A rock is thrown upward with a velocity of 19 meters per second from the top of a 21 meter high cliff and it misses the cliff on the way back down. When will the rock be 11 meters from the water below?
the height h at time t is
h(t) = 21 + 19t - 4.9t^2
so, plug in h=11 and solve for t:
11 = 21 + 19t - 4.9t^2
t ~= 4.35 sec
5.93
To solve this problem, we can use the kinematic equation for the displacement of an object undergoing free fall:
d = vit + 0.5at^2,
where:
- d is the displacement,
- vi is the initial velocity,
- t is the time,
- a is the acceleration due to gravity.
First, let's calculate the time it takes for the rock to reach its highest point. At the highest point, the velocity will be zero.

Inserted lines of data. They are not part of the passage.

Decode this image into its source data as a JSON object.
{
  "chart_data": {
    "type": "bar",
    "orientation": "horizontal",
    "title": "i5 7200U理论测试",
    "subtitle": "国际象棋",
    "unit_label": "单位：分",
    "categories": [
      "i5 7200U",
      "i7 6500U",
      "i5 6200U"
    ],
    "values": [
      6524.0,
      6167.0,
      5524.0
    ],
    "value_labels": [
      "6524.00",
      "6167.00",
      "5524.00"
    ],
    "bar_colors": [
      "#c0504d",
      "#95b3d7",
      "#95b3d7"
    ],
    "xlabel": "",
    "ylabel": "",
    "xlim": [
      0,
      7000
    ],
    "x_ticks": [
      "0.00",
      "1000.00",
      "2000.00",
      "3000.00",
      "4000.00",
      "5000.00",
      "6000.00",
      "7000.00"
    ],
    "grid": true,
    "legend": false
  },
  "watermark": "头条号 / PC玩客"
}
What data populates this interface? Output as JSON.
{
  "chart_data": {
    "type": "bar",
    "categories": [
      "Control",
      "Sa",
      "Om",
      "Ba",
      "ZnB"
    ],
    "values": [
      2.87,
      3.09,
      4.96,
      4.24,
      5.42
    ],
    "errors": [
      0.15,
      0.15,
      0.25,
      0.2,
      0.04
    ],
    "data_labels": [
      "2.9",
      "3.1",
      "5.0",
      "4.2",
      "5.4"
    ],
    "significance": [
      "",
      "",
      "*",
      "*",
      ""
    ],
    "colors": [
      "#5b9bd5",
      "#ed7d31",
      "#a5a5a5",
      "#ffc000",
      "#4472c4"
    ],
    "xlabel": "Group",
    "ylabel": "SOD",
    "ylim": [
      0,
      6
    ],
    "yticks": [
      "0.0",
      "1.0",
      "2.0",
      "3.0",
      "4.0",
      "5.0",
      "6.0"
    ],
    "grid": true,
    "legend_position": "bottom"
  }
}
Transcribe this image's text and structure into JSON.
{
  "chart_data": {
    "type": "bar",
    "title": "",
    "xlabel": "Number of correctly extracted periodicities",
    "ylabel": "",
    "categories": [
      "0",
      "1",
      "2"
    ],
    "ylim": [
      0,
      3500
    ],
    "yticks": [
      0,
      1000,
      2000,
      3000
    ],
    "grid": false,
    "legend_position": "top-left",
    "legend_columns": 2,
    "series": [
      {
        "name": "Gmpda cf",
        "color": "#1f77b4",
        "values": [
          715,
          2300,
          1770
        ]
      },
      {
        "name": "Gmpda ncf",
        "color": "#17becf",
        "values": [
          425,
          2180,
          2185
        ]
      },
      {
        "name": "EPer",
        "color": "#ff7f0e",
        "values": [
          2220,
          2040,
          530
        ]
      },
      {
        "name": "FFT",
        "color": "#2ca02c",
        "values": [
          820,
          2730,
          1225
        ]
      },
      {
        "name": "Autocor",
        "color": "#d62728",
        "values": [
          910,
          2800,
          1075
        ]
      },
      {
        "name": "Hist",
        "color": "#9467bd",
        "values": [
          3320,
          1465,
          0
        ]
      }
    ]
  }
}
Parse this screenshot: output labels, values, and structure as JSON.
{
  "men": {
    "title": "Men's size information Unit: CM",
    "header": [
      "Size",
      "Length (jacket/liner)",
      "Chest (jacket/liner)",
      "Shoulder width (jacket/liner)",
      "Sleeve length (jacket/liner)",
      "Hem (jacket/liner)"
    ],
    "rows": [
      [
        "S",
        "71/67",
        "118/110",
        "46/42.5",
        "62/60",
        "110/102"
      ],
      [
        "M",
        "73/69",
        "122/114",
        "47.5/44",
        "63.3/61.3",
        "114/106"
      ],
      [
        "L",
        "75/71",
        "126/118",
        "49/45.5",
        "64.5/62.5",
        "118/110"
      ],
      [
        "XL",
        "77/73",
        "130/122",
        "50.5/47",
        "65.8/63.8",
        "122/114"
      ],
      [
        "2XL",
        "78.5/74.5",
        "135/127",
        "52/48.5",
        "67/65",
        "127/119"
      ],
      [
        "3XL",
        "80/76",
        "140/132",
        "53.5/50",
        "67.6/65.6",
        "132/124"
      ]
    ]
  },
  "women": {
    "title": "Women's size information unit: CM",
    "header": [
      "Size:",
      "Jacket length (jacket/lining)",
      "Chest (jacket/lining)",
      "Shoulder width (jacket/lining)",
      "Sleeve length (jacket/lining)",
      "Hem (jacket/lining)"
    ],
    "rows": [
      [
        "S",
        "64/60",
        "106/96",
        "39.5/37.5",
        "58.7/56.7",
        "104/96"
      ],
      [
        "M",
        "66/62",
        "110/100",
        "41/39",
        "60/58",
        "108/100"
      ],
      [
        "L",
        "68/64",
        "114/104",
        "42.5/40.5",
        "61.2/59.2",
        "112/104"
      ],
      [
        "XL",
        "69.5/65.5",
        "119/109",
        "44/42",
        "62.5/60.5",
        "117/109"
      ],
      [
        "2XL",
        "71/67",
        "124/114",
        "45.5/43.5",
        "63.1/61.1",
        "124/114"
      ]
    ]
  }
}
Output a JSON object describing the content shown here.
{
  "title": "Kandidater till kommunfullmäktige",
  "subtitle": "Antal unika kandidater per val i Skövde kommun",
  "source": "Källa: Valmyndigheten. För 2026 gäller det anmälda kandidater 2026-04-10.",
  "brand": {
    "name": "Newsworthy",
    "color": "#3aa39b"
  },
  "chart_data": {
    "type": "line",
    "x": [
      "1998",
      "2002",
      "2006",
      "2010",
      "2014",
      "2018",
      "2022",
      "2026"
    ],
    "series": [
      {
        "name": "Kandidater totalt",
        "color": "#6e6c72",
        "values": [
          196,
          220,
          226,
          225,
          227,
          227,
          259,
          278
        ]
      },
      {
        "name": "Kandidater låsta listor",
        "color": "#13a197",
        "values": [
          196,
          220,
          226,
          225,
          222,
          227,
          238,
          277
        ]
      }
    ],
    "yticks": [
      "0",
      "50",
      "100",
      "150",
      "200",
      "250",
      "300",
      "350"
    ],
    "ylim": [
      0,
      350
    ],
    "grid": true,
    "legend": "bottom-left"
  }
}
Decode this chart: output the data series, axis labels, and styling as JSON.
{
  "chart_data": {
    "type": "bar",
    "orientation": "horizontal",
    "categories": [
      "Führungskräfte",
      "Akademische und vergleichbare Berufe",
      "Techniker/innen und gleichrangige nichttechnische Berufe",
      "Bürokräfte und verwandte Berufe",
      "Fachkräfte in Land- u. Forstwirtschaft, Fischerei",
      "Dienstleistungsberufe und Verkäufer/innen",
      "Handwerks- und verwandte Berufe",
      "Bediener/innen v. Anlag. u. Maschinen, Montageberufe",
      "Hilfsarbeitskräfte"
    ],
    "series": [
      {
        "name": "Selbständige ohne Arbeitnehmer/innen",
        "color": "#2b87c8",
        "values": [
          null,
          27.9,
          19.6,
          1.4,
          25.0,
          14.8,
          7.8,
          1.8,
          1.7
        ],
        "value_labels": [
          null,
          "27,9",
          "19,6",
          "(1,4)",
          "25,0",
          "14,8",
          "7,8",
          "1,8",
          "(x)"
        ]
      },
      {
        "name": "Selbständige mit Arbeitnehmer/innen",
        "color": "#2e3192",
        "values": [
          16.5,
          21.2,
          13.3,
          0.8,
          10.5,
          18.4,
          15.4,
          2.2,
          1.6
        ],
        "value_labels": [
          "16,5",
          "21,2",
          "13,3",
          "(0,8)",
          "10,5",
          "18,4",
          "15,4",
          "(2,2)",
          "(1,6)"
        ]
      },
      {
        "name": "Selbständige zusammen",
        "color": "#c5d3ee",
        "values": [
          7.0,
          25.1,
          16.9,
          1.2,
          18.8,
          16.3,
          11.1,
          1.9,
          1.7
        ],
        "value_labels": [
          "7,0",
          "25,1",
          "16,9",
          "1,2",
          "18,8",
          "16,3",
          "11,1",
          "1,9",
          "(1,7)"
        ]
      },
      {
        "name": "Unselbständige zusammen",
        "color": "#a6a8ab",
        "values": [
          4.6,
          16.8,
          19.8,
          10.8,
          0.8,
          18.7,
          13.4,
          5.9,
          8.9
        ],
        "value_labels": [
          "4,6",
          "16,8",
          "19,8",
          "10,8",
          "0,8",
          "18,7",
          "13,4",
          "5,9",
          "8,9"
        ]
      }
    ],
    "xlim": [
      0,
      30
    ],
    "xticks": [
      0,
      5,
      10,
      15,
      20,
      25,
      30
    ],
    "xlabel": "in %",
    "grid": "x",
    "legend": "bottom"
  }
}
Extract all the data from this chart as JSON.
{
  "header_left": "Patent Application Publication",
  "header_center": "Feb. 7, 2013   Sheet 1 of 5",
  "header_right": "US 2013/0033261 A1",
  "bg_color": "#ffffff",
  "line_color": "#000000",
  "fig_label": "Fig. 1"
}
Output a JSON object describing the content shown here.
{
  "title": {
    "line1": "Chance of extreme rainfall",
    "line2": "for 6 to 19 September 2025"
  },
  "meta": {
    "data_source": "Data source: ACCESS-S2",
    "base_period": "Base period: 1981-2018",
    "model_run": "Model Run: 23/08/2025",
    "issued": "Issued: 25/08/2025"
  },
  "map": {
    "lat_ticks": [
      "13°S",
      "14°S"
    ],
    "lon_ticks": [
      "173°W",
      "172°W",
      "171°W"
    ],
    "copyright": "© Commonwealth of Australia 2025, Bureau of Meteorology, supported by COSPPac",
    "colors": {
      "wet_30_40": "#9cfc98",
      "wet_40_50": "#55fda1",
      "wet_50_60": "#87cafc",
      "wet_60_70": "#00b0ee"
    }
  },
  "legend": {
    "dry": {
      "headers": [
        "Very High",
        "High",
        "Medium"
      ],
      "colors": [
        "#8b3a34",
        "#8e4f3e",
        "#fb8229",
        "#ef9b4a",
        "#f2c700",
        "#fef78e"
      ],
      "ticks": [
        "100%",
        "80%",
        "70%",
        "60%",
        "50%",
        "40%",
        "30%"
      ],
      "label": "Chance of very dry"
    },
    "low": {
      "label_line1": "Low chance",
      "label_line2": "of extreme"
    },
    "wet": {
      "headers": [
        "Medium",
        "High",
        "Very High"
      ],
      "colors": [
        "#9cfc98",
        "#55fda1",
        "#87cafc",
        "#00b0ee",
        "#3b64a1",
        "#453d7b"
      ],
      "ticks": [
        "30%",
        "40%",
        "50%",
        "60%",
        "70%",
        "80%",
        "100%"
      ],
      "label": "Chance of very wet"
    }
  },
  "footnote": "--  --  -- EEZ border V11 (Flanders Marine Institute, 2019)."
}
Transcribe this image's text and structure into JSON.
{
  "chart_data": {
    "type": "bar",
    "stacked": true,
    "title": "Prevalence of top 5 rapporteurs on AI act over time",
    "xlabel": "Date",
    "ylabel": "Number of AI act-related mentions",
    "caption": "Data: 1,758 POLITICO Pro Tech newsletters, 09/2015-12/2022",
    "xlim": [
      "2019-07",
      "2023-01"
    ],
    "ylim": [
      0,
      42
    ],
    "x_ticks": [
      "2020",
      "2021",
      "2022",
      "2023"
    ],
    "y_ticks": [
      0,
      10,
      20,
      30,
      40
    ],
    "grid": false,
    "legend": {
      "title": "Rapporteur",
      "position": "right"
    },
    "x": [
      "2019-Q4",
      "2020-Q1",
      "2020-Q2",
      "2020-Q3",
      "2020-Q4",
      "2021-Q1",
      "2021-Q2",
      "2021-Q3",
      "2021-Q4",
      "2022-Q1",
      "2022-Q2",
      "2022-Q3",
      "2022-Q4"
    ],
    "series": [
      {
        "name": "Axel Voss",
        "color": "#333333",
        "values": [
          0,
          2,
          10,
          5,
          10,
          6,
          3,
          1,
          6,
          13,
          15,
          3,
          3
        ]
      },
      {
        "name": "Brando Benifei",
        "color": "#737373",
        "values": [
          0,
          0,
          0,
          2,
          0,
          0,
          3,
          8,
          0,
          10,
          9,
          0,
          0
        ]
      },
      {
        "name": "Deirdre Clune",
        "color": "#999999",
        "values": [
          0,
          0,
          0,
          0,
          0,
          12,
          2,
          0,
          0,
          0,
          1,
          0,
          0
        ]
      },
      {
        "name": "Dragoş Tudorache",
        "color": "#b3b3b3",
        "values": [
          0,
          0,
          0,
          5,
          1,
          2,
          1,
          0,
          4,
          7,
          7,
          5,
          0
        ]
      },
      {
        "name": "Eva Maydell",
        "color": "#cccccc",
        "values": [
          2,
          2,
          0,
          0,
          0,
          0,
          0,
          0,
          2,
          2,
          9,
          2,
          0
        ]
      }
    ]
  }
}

Given that the initial velocity (vi) is 19 m/s and the acceleration due to gravity (a) is approximately -9.8 m/s² (negative because it acts downwards), we can use the following equation:
0 = 19 - 9.8t_highest.
Solving for t_highest:
9.8t_highest = 19,
t_highest = 19 / 9.8,
t_highest ≈ 1.94 seconds.
Now, let's find the time it takes for the rock to fall from the highest point to a height of 11 meters. Since we know the acceleration due to gravity is -9.8 m/s², we can use the equation:
11 = 0 + (0.5 * -9.8)t_fall^2.
Simplifying:
5t_fall^2 = 11,
t_fall^2 = 11 / 5,
t_fall = sqrt(11 / 5),
t_fall ≈ 1.32 seconds.
To find the total time when the rock is 11 meters from the water below, we add the time it takes to reach the highest point and the time it takes to fall from the highest point to a height of 11 meters:
Total time = t_highest + t_fall,
Total time ≈ 1.94 + 1.32,
Total time ≈ 3.26 seconds.
Therefore, the rock will be approximately 11 meters from the water below after 3.26 seconds.